Schulen für junge Flüchtlinge

Flüchtlingskinder im Grund- und Hauptschulalter waren in Bayern immer schon schulpflichtig. Übergangsklassen helfen ihnen dabei, den Anschluss an die einheimischen SchulkameradInnen zu finden. Wer bei der Einreise jedoch schon älter als 15 1/2 Jahre war, hatte bis vor einigen Jahren in der Regel keinen Zugang mehr zum Schulsystem – obwohl für diese Jugendlichen unserer Meinung nach die Berufsschulpflicht galt.

Das erste Angebot für diese Altersgruppe entstand durch den im Jahr 2000 auf Initiative von Michael Stenger und weiterer MitstreiterInnen gegründeten „“Trägerkreis zur Förderung von Bildung und Integration von Flüchtlingskindern und -jugendlichen e.V.“: das SchlaU-Projekt (SchlaU steht für schulanaloger Unterricht).

Inzwischen ist die SchlaU-Schule eine staatlich anerkannte Ergänzungsschule. Hunderte von jungen Flüchtlingen haben dort schon den Mittelschulabschluss oder gar den Quali geschafft – und das meist innerhalb von zwei Jahren. Sie sind inzwischen zu begehrten Auszubildenden und Fachkräften geworden.

Ein weiteres Angebot existiert seit Jahren bei der Münchner Volkshochschule: FlüB&S – Flüchtlinge in Beruf und Schule. Auch FlüB&S führt junge Flüchtlinge in zwei Jahren zum Abschluss.

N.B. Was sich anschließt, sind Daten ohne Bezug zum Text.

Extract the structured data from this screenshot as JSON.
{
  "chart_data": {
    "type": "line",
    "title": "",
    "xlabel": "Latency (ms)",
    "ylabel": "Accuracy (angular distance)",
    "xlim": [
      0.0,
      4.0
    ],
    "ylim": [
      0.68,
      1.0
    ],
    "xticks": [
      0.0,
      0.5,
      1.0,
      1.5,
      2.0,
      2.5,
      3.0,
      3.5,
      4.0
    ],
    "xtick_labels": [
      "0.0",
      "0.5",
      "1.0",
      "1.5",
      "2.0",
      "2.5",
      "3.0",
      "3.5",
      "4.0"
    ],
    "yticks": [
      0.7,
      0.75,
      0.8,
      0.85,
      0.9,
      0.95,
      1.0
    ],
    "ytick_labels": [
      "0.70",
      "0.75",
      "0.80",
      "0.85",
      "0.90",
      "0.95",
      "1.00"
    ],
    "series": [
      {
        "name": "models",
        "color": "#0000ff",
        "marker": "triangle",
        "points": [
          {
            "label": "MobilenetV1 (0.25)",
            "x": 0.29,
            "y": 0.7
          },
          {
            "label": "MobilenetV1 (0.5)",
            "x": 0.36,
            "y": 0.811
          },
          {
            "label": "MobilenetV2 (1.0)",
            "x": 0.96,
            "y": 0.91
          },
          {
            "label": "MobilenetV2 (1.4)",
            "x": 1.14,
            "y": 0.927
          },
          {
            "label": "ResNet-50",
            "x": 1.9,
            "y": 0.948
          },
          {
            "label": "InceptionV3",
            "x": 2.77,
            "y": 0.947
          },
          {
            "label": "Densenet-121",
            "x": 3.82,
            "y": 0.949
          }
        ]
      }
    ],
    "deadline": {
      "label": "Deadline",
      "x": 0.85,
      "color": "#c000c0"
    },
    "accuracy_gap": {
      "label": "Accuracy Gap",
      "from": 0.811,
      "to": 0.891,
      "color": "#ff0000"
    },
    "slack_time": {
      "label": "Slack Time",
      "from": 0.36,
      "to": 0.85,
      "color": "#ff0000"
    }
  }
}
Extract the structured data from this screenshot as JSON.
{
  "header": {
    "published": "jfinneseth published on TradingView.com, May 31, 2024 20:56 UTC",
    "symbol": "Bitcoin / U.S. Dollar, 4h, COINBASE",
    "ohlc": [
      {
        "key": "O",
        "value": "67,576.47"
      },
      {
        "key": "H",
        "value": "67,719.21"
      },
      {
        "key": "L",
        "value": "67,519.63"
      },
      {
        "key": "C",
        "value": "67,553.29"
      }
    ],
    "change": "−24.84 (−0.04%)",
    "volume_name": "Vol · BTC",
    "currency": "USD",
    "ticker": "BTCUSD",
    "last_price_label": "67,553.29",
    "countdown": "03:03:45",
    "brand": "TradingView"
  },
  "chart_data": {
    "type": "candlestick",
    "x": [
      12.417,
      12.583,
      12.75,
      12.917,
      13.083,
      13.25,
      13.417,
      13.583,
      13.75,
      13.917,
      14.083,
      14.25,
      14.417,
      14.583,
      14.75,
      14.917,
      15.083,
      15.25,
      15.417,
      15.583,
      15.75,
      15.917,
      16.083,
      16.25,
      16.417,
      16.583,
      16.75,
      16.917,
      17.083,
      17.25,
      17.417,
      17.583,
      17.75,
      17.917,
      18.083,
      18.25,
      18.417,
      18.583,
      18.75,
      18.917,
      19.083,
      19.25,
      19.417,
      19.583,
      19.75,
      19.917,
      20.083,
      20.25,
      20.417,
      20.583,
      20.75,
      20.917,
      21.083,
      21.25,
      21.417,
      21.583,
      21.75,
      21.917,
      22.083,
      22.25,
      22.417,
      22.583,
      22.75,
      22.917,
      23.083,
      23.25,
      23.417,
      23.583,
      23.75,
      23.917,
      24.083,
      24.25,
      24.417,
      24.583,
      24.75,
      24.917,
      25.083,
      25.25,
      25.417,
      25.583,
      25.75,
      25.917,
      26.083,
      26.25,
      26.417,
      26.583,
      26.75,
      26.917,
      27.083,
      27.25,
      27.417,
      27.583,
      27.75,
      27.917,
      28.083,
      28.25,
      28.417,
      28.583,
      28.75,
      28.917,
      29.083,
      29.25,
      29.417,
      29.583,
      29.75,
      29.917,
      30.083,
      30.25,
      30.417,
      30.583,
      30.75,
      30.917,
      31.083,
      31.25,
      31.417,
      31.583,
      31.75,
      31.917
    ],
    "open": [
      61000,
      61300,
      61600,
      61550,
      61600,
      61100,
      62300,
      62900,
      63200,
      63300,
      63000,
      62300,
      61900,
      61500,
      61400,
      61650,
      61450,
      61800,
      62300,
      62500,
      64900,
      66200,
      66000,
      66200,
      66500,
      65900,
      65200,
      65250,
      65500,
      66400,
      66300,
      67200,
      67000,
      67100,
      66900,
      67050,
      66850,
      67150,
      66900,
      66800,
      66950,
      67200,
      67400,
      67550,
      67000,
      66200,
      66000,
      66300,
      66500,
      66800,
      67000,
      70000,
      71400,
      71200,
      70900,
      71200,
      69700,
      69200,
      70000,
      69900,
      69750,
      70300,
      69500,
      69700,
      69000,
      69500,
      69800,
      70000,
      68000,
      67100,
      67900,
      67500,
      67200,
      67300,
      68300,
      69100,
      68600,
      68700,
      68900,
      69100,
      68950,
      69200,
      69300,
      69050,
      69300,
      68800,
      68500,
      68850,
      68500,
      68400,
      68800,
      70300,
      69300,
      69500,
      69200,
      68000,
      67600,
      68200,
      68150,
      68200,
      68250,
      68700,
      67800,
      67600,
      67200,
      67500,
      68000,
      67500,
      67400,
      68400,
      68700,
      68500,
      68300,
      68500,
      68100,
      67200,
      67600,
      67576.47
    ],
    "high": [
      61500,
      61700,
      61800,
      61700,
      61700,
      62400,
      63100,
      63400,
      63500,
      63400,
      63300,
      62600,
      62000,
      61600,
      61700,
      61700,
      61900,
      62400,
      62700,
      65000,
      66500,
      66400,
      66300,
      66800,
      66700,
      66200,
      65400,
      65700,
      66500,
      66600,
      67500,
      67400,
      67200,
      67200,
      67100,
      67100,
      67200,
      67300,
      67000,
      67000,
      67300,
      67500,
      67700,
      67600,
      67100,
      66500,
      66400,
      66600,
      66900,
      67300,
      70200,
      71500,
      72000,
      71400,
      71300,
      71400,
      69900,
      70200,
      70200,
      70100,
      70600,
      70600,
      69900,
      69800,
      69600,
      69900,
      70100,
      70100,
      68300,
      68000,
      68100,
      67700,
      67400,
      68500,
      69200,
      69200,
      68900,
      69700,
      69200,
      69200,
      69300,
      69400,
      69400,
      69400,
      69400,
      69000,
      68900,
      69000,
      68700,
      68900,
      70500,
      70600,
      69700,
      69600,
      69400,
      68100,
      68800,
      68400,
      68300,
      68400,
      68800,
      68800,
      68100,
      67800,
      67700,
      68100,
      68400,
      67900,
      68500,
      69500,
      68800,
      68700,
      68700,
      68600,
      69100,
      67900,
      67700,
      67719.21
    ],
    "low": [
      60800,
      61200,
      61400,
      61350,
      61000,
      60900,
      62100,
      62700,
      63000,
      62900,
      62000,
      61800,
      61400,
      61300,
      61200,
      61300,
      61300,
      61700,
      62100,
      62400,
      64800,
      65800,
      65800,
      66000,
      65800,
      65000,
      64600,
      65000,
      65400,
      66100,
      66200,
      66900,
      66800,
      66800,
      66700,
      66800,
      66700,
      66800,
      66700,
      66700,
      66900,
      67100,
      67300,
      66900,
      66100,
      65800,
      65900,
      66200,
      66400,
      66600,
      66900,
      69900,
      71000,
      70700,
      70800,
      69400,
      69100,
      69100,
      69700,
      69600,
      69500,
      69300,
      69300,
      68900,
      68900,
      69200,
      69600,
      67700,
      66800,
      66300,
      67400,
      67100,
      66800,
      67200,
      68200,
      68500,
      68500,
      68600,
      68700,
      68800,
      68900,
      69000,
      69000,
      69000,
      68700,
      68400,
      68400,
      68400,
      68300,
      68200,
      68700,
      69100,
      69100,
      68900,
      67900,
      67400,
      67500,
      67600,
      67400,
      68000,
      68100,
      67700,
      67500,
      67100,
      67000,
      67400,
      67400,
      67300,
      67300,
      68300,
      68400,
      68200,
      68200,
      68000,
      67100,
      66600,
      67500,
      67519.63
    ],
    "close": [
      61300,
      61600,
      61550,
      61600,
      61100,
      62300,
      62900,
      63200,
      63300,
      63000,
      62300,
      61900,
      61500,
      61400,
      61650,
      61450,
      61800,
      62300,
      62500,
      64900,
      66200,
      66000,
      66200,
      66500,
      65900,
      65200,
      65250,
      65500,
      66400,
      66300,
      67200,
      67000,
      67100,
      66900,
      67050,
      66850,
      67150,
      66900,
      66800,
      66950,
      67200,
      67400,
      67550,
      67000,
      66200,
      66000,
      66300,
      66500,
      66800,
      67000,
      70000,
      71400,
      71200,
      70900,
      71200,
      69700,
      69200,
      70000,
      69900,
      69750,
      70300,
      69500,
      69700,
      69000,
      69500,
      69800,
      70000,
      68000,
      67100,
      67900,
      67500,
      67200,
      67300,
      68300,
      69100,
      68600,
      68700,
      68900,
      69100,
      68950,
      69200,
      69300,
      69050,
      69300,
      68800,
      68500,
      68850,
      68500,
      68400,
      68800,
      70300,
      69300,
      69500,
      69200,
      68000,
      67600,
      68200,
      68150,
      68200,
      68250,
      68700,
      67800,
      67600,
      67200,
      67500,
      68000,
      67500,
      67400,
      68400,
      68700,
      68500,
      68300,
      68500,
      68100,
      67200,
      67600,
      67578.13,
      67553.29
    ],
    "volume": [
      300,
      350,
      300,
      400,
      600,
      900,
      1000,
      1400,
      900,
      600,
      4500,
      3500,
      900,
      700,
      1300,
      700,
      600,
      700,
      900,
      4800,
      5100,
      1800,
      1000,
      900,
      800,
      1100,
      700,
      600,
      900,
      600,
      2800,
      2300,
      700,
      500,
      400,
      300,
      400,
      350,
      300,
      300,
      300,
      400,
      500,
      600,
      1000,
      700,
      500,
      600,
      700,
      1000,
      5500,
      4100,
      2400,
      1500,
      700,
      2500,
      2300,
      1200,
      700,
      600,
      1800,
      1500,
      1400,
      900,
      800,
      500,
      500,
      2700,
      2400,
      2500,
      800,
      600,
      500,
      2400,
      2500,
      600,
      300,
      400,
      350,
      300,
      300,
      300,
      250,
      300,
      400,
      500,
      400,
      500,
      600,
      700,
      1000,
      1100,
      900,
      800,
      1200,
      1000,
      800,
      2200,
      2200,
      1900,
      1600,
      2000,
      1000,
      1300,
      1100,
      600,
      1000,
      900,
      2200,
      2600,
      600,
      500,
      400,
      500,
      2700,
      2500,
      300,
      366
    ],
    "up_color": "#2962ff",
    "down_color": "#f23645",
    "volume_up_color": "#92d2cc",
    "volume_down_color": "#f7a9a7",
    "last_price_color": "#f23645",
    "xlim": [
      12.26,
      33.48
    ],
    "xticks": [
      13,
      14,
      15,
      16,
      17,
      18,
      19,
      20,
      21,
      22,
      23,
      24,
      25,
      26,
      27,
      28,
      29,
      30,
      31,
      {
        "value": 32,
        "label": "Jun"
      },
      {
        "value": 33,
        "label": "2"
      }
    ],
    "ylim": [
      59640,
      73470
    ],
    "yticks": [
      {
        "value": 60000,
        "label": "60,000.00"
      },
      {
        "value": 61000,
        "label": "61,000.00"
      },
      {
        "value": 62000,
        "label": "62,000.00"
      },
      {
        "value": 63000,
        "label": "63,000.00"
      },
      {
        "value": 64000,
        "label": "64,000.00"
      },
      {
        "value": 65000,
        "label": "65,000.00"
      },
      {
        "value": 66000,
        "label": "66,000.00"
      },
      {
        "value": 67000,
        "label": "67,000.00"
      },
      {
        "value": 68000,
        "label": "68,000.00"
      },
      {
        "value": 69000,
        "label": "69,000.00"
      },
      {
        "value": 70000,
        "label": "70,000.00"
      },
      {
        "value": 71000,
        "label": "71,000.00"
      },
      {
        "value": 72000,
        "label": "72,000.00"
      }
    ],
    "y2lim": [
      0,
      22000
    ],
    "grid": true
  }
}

Schließlich erkannte auch der bayerische Kultusminister die Berufsschulpflicht für junge Flüchtlinge an. Sie gilt bis zum 18. Lebensjahr. Ein Recht auf den Besuch der Berufsschule haben junge Flüchtlinge bis 21, in Ausnahmefällen bis 25.

Seit 2010 gibt es in daher München Flüchtlingsklassen an der „städtischen Berufsschule zur Berufsvorbereitung am Bogenhauser Kirchplatz“ – kurz BOKI.

Obwohl SchlaU und BOKI ihre Klassenzahl ständig erhöhen, finden auch heute noch nicht einmal in München alle jungen Flüchtlinge einen Schulplatz.